Hong Kong’s leader defended China’s moves to impose sweeping national security laws in the territory amid renewed protests and growing international concern over what it would mean for the city’s future autonomy.
Local residents support the planned legislation, Chief Executive Carrie Lam asserted in a weekly briefing Tuesday, while rejecting criticism from foreign governments. She said it was untrue that the new security law would ban street protests or calls for her dismissal, and pledged that Hong Kong’s freedoms would be preserved.
“We are a very free society, so for the time being, people have the freedom to say whatever they want to say,” she told reporters. “Hong Kong’s vibrancy and core values in terms of the rule of law, the independence of the judiciary, the various rights and freedoms enjoyed by people will continue to be there.”
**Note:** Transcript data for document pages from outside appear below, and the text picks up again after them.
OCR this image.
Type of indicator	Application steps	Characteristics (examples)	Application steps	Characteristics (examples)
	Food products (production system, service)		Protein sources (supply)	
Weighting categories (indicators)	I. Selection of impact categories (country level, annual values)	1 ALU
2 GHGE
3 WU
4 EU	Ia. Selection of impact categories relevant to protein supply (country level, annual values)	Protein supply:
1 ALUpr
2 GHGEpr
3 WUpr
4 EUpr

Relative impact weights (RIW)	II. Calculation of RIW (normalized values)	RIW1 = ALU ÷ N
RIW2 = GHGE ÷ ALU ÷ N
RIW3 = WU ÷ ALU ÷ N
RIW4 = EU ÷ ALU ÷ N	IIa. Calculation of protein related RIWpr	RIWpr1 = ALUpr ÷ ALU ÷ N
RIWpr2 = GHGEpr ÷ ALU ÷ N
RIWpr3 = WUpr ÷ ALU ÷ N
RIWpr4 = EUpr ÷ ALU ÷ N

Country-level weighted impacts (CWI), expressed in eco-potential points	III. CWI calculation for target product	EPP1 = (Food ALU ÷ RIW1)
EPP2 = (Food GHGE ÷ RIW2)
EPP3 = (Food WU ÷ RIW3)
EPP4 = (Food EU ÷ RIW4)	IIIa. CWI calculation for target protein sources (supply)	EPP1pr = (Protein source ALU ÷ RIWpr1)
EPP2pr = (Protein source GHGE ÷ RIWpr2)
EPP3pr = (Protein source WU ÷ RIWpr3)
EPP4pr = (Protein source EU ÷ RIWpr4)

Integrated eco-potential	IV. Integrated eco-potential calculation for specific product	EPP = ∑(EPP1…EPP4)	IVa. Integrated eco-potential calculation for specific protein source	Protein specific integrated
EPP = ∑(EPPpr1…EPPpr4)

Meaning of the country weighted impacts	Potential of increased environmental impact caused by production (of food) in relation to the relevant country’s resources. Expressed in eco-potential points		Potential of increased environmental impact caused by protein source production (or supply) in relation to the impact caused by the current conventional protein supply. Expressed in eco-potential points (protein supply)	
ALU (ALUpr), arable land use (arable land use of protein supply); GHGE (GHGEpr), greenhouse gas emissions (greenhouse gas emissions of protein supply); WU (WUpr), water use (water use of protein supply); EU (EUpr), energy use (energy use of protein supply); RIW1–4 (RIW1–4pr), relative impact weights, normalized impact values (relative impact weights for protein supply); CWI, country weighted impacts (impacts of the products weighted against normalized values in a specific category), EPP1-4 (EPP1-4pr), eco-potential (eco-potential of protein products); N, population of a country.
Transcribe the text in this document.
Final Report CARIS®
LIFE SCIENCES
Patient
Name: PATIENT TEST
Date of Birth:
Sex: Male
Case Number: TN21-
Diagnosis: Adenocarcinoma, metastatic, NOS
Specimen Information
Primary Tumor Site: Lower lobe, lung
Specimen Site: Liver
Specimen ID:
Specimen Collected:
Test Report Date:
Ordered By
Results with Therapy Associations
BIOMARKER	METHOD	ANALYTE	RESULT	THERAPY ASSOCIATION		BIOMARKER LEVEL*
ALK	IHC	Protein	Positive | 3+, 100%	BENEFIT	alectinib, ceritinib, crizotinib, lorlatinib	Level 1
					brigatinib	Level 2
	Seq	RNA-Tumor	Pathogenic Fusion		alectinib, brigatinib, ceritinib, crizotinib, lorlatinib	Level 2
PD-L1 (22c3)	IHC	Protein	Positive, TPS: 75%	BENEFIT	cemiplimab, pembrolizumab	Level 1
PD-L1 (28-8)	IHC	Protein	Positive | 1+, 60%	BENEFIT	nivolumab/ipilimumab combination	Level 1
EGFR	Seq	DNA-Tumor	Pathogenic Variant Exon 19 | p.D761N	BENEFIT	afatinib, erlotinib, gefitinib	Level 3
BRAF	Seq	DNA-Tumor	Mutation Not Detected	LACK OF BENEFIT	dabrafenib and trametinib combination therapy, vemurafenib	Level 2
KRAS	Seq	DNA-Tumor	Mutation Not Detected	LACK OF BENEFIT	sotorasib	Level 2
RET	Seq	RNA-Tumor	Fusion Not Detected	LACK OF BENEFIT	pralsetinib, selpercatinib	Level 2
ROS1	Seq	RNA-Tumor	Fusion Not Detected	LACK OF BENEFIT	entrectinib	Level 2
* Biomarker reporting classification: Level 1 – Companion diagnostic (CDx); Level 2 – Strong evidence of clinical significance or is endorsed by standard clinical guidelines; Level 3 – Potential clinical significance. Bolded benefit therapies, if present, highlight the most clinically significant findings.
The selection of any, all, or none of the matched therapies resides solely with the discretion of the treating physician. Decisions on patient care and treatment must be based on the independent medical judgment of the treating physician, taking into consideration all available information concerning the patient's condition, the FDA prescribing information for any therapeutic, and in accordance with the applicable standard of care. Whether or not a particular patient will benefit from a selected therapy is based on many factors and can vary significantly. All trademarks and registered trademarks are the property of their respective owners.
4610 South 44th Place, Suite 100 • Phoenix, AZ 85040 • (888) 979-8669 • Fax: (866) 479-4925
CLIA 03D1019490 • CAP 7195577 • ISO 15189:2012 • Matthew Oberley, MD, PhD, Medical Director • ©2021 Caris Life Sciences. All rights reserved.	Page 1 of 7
Lam’s remarks come days after Beijing announced it would try and bypass Hong Kong’s legislature and implement controversial new national security legislation banning subversion, secession, terrorism and foreign interference in the former British colony. Key details about the bill remain unclear.
The move already prompted one of the largest protests in recent months, with riot police firing tear gas at demonstrators in a central shopping area Sunday in scenes reminiscent of last year’s unrest. Pro-democracy groups are planning another major rally and general strike for Wednesday against both the new measure and a planned Legislative Council hearing on a separate bill that would criminalize disrespect toward China’s national anthem.
China’s move has rattled markets, led multiple governments to put out statements of concern and prompted top U.S. officials — who have seen tensions with China increasingly worsen in recent months amid the coronavirus pandemic — to openly mull retaliatory action.
Chinese officials say Hong Kong’s violent protests over the last year made the new legislation necessary. But human rights groups, the American Chamber of Commerce in Hong Kong and the city’s bar association say the new security measures are vague, legally questionable and could endanger its reputation as a global financial hub.
Pro-democracy politicians have called the law an unprecedented assault on the city’s unique freedoms under the “one country, two systems” principle by which China promised to govern Hong Kong when it returned to Chinese rule in 1997.
Lam rejected that assertion on Tuesday, saying that the city has always triumphed despite previous rounds of international concern about its prospects since the handover.
“In the last 23 years, whenever people worried about Hong Kong’s freedoms of speech, freedoms of expressions and protests, time and again, Hong Kong has proven that we uphold and preserve those values,” she said. “The best thing is to see the legislation in front of us and to understand why at this point in time Hong Kong needs this piece of legislation for the bigger benefit for the great majority of Hong Kong people.”
A survey by a pro-government think-tank showed roughly 58% of the 1,810 people polled “expressed understanding” of China’s decision to implement the national security law, according to a report by news website HK01.
Lam also said Tuesday that Hong Kong’s karaoke parlors, night clubs, bath houses and party rooms, which have been shuttered as part of measures to contain the coronavirus, will be able to reopen after May 28 and that airport transit service will gradually resume from June 1.
Her move to ease the restrictions comes as Hong Kong slowly returns to normal after having no new local cases for 11 straight days and as schools are set to resume in phases starting Wednesday.